From: Martin Stern <md.stern@...>
Date: Mon, 22 Nov 2004 14:50:26 +0000
Subject: Re: Where to Stand/What to Face

on 22/11/04 12:01 pm, Batya Medad <ybmedad@...> wrote:

> Not walking in front of someone dovening Amida can be very difficult if
> the person is standing in a doorway or facing the "closets"/boxes in the
> teachers' room.  It's a two way street.  It's very important to choose a
> spot that won't inconvenience others.

No one has the right to daven in a public thoroughfare and thereby
prevent people passing. In such circumstances, one can walk in front of
him and not worry about the presence of the shechinah which almost
certainly would not be in front of someone who 'steals' public property.
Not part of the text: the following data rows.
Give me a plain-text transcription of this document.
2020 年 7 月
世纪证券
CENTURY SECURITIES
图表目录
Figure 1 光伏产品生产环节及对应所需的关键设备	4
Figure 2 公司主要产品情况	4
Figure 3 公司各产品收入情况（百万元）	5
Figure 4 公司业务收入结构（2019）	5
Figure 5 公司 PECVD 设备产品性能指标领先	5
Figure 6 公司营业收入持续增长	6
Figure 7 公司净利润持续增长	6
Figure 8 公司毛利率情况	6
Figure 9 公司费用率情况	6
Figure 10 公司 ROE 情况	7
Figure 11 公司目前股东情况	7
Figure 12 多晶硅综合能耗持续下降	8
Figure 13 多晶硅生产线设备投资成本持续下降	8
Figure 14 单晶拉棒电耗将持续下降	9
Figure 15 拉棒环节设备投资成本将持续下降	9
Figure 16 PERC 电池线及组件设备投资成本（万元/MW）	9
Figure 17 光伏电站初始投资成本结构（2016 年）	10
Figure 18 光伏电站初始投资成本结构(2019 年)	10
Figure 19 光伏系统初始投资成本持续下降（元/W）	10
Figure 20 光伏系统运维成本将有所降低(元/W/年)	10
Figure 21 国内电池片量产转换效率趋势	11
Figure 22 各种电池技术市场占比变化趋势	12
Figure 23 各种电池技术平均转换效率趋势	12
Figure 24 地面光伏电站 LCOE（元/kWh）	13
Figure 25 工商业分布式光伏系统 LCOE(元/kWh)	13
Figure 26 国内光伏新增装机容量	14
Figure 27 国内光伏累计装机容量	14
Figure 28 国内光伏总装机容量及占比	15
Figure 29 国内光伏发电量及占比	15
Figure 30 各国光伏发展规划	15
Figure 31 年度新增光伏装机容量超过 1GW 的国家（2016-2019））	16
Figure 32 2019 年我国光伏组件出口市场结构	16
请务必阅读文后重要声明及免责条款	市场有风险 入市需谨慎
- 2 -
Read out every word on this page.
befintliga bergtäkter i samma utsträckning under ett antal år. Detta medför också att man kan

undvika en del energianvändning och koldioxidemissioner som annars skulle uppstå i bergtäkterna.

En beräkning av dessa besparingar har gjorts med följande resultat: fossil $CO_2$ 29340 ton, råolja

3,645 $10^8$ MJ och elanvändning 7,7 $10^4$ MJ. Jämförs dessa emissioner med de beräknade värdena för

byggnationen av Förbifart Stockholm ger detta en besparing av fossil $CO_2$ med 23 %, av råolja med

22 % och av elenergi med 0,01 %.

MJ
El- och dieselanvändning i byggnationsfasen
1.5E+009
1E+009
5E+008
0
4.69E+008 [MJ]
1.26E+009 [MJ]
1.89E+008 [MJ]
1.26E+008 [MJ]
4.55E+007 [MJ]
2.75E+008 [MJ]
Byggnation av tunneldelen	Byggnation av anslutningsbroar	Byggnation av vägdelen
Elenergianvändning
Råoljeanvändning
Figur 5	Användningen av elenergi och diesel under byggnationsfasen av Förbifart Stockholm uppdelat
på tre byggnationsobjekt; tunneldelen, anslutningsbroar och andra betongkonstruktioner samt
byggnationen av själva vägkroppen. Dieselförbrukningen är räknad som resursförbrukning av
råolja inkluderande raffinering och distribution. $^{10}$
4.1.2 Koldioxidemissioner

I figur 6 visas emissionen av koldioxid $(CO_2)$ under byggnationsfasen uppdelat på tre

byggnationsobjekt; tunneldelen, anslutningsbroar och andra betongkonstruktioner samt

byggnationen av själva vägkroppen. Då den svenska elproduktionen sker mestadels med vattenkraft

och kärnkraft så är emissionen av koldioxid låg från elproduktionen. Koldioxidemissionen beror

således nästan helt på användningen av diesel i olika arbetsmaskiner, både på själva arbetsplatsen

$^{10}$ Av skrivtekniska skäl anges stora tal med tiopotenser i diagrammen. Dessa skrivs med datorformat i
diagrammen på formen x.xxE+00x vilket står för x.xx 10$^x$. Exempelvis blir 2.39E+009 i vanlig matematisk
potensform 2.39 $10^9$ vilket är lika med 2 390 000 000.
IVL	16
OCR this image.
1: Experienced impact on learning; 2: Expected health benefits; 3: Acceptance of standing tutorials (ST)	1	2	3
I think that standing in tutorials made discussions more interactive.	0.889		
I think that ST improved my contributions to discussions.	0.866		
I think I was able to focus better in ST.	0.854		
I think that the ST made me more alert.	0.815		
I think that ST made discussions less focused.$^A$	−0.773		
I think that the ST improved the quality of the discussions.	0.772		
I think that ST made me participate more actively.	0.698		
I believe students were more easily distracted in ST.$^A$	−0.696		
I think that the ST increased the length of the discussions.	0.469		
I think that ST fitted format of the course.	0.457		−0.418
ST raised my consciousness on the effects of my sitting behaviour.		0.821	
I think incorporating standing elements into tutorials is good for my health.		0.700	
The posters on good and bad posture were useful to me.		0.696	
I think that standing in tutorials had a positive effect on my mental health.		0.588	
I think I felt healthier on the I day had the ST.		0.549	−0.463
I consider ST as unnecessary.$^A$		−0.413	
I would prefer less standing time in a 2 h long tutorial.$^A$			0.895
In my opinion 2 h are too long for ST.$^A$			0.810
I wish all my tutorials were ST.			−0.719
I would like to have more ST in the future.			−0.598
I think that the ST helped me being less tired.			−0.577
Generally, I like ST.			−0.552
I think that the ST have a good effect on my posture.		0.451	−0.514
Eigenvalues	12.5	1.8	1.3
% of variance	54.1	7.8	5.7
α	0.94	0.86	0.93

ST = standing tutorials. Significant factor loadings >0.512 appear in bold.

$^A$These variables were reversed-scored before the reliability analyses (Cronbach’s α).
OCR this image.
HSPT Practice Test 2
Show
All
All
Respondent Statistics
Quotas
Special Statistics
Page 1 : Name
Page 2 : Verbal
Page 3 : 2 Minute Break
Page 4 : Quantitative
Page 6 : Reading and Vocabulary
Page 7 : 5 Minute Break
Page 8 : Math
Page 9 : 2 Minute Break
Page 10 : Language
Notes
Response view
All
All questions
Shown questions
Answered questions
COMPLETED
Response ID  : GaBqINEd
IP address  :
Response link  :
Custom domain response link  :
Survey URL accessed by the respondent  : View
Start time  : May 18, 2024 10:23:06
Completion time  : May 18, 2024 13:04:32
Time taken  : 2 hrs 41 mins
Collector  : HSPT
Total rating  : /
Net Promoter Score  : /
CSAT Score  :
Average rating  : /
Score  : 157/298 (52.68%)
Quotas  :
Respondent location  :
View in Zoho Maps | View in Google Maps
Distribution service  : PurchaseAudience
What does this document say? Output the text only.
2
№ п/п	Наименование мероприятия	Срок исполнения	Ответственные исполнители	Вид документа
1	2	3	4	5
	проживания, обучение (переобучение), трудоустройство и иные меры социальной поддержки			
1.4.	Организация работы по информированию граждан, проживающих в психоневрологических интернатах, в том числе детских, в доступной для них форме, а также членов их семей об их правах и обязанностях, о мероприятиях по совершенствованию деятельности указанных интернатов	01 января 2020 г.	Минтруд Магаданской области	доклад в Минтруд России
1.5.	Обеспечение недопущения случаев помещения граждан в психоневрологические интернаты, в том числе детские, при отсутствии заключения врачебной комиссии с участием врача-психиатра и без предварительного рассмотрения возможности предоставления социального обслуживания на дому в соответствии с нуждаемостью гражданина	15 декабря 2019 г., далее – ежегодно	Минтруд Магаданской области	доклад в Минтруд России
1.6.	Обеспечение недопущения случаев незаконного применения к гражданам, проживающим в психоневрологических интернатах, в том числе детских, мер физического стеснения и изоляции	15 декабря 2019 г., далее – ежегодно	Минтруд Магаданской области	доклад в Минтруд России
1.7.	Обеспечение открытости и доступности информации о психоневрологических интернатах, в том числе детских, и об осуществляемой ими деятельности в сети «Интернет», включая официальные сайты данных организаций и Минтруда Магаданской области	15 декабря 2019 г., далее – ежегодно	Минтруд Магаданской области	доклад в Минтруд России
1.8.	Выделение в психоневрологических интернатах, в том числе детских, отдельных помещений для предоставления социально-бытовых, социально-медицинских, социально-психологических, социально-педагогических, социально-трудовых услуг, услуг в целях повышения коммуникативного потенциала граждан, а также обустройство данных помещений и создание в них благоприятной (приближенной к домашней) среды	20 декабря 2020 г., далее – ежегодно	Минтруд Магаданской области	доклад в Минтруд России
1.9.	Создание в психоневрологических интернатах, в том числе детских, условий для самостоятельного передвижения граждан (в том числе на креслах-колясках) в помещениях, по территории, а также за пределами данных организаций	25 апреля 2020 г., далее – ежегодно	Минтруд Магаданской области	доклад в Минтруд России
If he is blocking a doorway and the only way to get through is to push
past, I seem to remember that this is permissible if there is a real
need despite disturbing him. I remember a rav mentioning at a public
shiur such a case of a young man on Yom Kippur who insisted on davenning
an extremely long shemonei esrei in such a place that nobody could pass
him. He went and picked him up bodily and moved him out of the way!